If you didn't know, Drupal's written in PHP, and the upcoming Drupal 8 uses
the Symfony framework. I always recommend learning new languages, but there's
no pressing need for you to get out of PHP to move forward!

------
xauronx
If someone smirked at me for knowing PHP, I'd gladly walk away from the
conversation. Knowing a programming language (actually, knowing _anything_ )
is a positive thing. PHP isn't glamorous but it is widely used, popular, and
effective at solving a goal.

That being said, I was a Delphi developer for 5 years out of school. There's a
random little used language for you. I spent a year teaching myself iOS,
brushing up on my PHP and javascript. I then tweaked my resume depending on
the job I was applying to, regarding the order I listed the languages.

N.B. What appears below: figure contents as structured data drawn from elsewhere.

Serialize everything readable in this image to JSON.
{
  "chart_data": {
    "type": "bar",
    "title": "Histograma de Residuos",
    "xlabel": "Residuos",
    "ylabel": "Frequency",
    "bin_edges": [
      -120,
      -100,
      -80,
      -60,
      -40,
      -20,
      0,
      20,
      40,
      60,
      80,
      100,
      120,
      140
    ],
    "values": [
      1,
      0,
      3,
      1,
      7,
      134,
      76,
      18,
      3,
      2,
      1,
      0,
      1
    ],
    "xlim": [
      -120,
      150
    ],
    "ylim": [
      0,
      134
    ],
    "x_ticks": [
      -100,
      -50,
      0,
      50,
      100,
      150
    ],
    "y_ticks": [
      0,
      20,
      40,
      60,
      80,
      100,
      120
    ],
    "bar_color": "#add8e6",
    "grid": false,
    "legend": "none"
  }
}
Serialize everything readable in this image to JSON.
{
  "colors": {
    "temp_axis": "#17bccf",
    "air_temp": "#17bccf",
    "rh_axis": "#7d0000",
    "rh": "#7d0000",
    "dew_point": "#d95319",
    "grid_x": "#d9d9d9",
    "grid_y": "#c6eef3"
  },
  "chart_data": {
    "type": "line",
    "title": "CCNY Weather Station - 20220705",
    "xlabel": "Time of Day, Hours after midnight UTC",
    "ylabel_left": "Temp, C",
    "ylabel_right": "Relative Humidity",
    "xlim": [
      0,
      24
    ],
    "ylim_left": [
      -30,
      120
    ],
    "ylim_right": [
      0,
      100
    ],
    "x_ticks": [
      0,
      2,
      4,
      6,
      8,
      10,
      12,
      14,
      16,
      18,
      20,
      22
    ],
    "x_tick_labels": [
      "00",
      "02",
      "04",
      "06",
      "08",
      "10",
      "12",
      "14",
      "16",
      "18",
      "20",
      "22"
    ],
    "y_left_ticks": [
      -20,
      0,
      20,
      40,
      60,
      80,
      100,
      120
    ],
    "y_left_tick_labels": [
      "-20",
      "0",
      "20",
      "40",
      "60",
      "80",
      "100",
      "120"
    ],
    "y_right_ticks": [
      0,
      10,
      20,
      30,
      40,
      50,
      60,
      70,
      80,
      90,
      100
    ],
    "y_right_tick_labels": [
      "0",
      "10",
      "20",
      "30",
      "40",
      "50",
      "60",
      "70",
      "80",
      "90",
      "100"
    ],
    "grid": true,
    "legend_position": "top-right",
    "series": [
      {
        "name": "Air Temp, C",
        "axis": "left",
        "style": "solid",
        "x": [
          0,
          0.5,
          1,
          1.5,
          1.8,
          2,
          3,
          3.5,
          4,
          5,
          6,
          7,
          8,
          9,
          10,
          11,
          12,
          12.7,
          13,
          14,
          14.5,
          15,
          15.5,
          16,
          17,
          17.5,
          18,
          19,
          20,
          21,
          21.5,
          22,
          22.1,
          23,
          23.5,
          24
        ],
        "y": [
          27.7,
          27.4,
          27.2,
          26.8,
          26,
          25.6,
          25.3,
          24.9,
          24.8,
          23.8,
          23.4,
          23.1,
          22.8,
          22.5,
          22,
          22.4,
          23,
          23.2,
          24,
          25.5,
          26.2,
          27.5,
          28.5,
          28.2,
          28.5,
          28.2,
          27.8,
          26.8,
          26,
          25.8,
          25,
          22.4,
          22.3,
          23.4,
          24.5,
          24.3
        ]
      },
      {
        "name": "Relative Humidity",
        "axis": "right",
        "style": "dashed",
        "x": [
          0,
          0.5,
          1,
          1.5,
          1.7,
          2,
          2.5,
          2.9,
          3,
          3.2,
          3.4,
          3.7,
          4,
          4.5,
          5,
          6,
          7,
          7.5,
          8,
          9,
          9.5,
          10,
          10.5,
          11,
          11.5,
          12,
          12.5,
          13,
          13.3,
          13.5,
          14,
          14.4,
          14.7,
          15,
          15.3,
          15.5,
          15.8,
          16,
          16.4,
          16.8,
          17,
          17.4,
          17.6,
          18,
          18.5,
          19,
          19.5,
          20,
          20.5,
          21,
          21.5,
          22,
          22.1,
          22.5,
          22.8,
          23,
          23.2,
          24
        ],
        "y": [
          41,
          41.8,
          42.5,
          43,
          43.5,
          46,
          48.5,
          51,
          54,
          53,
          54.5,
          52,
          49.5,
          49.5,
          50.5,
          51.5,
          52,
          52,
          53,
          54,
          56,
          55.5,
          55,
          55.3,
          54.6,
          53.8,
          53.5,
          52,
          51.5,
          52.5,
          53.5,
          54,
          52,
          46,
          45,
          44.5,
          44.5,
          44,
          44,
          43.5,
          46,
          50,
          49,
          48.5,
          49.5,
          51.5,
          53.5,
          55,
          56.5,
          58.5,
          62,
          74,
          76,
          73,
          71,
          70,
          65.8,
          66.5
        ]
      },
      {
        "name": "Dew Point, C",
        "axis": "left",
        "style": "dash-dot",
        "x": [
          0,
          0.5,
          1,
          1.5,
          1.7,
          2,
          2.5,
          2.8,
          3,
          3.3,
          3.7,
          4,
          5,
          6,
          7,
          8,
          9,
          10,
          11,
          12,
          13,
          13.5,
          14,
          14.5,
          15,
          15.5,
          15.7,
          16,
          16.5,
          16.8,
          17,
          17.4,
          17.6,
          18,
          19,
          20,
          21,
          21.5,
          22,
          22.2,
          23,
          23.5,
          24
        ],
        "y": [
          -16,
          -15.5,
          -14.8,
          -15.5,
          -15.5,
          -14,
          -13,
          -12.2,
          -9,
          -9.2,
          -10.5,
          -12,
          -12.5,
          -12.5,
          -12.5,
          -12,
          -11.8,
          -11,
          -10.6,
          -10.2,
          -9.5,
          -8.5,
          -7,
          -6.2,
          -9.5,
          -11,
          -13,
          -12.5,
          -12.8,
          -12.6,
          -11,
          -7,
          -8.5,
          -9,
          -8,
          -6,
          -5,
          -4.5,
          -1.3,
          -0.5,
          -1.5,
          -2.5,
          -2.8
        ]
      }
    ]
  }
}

Get
someone on the phone/interview and explain to them how great you are from
there.

Of course, in your mid thirties you might have less freedom to take an entry
level job.

------
julianpye
You do have Java expertise, so Android would be a logical step. Try out
Jetbrain's and Google's new Android Studio to leapfrog over the Eclipse
experience. Alternatively learn AngularJS or a similar JS framework and use
PHP to serve JSON to state-of-the-art single-page type apps. You can run such
PHP scripts on the new Appengine for PHP, so you end up with a highly scalable
solution that is also not bad in performance. I think the best way to progress
is take something that you know and combine it with state-of-the-art practises
or tech. Be glad that you didn't learn some of the technologies that developed
over the past years (Rails for example is starting to get out of fashion since
it is not so useful/overkill for JS apps) and leapfrog to the new ones.

------
gesman
PHP is perfect to develop and sell your own web-related products (extensions,
plugins, themes, integrations).

------
antonio-R
You can start some side projects in other language like Python or Ruby, do
some coding, work on freelance gigs, and earn some experience. That way you
will have something to use in a future interview.